The so-called ‘orthodox’ reading of a text is something of a minefield. I feel the word ‘orthodox’ has a degree of a prejudicial attack contained within it, but it’s a necessary concept to understand in academic discourse. To be orthodox in reading a particular thinker or philosophy is, in my mind, to be committed to a singular reading of a particular text, at the expense of all other readings. The idea of an orthodox reading of a singular text, whether that be philosophical, political, textual or otherwise, is nothing short of a limitation of the critical, emotional, or conceptual power of a work.

While I could present my own pseudo-theory of the orthodox reading (see last paragraph), I think that it is worth pointing out what I mean by way of example. Gualtiero Piccinini, in “Turing’s Rules for the Imitation Game” (Minds and machines, 2000, 10(4), pp.573) helpfully separates out several types of ‘readings’ of Alan Turing’s famous 1950 essay, “Computing Machinery and Intelligence”. These categories are the literal and the standard readings. The literal readings are ones that Piccinini sees as focusing on the first section of Turing’s article, specifically in terms of how it addresses gender. The standard readings are ones that focus on the later sections of Turing’s piece on machines imitating humans, which has since evolved into the famous Turing Test. I see no problem with these categories, and I see no problem with Piccinini criticizing the adherents of the literal reading for being obstinate in their dedication to issues of gender. My problem is specifically the way in which he then suggests that the literal reading should be discarded in favour of the standard reading.

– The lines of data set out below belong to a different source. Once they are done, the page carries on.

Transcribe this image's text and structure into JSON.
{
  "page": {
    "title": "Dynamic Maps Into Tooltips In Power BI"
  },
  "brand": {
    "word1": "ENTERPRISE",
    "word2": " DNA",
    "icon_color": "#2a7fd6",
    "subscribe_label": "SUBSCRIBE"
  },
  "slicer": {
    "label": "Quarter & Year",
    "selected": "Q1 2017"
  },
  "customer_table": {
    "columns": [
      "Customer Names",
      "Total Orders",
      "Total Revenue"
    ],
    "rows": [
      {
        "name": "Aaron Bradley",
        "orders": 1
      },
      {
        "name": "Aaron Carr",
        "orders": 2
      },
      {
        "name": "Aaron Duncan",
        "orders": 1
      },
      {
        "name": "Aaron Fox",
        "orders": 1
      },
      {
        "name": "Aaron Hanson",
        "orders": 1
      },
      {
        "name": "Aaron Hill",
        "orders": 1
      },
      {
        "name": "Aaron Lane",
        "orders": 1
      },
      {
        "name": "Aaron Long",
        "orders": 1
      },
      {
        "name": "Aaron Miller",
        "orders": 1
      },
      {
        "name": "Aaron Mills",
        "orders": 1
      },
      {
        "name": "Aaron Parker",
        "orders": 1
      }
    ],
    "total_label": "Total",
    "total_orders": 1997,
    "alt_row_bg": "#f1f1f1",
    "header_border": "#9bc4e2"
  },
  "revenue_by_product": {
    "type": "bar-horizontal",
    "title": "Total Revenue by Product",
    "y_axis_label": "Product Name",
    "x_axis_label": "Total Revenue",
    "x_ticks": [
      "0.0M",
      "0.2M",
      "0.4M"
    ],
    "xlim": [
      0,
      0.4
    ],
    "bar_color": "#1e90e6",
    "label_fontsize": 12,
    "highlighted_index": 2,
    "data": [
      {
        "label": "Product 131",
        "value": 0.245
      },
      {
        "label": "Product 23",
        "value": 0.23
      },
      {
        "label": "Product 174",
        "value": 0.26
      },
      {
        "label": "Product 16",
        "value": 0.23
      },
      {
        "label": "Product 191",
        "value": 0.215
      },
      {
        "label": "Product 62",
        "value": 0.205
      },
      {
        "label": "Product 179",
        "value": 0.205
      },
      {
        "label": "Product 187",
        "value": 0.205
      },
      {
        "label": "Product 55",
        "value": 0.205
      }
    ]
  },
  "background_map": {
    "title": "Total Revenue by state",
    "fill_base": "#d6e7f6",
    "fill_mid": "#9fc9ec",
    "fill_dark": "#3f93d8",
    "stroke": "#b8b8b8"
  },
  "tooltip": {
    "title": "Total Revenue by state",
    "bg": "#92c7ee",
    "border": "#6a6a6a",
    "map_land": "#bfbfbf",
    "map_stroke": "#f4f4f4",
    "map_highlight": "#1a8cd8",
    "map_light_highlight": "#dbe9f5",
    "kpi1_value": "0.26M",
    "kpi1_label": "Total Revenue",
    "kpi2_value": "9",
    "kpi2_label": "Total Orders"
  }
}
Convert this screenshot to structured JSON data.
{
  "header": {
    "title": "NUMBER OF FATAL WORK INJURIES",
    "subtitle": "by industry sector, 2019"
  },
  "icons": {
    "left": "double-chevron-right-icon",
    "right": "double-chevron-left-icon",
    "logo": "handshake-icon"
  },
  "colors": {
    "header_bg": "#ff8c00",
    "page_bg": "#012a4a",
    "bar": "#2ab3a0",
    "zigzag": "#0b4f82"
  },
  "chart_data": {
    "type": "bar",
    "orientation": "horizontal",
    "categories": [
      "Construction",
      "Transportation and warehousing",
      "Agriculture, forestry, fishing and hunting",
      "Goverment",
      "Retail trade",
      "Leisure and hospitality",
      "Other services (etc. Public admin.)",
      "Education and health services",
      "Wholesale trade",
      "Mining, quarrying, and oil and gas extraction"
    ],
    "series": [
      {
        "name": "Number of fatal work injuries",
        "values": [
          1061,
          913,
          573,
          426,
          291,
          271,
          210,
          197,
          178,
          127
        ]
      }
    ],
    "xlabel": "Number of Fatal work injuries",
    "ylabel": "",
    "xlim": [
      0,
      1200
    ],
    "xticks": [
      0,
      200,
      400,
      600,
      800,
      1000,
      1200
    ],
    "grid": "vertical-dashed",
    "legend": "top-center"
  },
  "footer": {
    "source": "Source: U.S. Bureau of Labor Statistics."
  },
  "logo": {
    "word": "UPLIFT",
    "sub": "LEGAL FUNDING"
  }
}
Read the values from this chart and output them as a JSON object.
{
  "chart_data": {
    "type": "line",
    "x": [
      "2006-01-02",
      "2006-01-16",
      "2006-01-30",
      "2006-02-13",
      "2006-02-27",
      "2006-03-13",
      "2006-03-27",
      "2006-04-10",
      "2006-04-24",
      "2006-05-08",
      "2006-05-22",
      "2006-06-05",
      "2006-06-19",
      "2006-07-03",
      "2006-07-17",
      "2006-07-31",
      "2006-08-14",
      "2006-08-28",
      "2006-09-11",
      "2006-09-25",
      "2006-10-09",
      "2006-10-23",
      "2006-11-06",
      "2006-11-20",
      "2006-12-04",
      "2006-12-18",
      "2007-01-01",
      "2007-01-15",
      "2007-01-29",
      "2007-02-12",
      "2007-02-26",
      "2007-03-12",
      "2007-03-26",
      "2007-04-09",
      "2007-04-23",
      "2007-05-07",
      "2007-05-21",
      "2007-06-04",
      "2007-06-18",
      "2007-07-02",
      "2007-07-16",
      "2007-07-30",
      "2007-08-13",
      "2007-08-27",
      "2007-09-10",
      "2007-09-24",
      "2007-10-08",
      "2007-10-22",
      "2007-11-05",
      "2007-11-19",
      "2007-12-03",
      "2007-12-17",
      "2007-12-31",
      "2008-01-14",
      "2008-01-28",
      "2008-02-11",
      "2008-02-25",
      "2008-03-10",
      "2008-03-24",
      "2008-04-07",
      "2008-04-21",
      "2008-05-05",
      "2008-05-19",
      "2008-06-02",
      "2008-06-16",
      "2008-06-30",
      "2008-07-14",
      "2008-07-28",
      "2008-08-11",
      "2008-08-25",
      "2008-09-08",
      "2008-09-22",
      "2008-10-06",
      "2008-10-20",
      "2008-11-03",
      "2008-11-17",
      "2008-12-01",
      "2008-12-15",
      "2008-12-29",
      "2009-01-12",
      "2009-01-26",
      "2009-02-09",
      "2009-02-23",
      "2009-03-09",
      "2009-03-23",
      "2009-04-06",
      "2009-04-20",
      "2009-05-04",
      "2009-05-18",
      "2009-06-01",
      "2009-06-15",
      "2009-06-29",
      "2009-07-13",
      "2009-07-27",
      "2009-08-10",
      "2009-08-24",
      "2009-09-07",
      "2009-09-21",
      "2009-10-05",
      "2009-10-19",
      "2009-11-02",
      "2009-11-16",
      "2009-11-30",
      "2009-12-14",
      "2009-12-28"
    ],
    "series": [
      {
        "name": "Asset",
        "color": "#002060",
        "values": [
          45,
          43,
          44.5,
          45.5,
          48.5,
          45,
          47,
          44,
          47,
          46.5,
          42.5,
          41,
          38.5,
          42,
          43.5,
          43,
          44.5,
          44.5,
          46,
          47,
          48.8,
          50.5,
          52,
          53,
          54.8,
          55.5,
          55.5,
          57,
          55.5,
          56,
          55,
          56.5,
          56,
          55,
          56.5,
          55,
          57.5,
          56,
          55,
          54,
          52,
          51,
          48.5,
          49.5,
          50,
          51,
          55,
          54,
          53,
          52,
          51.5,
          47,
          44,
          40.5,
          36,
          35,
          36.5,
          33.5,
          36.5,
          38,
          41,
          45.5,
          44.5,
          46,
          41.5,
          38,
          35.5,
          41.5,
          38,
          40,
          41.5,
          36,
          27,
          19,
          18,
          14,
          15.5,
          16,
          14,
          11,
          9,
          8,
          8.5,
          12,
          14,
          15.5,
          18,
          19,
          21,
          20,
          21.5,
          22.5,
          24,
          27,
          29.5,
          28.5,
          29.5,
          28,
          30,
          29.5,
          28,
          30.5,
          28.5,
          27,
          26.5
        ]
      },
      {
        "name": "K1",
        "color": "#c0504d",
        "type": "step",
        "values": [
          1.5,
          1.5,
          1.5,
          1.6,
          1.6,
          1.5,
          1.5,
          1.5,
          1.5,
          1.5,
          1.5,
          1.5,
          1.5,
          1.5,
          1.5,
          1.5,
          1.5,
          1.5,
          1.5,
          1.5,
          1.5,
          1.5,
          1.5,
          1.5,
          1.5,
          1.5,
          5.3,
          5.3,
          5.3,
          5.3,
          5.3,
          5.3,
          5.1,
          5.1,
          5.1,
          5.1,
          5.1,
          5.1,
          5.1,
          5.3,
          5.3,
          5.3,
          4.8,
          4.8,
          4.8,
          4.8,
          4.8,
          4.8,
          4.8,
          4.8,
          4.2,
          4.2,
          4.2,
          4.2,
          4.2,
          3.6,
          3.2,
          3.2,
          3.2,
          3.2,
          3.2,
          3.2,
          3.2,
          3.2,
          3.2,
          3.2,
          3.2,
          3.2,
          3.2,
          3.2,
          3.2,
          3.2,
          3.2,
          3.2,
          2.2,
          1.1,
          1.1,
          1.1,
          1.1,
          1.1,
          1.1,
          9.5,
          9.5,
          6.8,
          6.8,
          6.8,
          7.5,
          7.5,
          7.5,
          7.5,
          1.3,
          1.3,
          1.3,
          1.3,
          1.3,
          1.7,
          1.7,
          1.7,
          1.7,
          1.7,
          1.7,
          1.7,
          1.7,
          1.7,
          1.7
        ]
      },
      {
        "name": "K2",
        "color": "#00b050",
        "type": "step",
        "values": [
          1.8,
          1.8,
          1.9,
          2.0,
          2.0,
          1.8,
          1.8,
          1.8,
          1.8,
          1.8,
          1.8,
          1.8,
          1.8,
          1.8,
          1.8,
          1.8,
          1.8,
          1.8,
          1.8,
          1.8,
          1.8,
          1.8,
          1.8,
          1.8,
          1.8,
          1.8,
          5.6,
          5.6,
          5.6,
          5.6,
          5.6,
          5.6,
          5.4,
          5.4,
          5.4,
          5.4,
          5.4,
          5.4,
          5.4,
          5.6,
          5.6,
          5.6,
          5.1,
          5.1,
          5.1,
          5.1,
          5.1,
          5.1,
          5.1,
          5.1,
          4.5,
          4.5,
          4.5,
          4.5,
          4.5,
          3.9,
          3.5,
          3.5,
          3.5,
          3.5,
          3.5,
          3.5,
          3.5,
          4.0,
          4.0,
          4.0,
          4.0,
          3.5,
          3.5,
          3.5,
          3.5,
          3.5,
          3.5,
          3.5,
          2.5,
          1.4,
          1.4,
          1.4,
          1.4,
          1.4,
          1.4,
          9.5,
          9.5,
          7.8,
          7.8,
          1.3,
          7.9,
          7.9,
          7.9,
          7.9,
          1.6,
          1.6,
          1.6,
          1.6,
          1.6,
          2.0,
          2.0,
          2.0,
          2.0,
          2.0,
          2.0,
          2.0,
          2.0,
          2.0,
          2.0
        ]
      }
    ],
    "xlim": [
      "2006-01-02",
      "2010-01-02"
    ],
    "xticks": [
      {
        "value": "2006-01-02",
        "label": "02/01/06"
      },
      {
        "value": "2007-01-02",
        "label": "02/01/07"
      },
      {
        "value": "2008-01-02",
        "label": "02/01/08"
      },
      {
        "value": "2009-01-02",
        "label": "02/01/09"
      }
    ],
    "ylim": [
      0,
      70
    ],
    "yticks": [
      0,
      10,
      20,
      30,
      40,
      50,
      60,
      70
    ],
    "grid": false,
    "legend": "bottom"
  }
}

This is the orthodoxy that I referred to earlier. By suggesting that there is only a single, standard reading, and that all others are a revisionist line misses the fact that Turing’s piece provides a number of potential readings that can be utilized at different times. Pinccini may be right – there may be a revisionist camp that I am unaware of – but that would still point to the problems of orthodoxy that I am mainly concerned with: a revisionist line would attempt to supplant the standard reading with another, singular and orthodox reading. The literal reading of Turing’s work provides a useful thought experiment in anonymity that is increasingly important in my work – in that, we can’t be certain of the gender, let alone other important aspects of an individual, at the other end of our computerized, networked, conversation. Even more important for social and critical theory, rather than a theories of AI, is the importance of such a conceptually simple example of the performativity of gender that Judith Butler has so helpfully granted us.

(Obligatory pseudo-theory of orthodox readings: Obviously not conceptually or philosophically complete, but any condition as to why one reasonable reading should be favoured as the intended and orthodox reading over all the rest would necessarily be extra-textual. The way in which we read particular texts depends on our own semiotic conditioning. Perhaps a good conceptual basis for understanding this could be found in the various interpretations of religious texts within a particular religion. Each denomination places emphasis on different portions, rendering some aspects as literal and others as metaphor. The basis for these readings are extra-textual, and even the most adherent fundamentalist would have to interpret some portions of their texts as subjective metaphor.)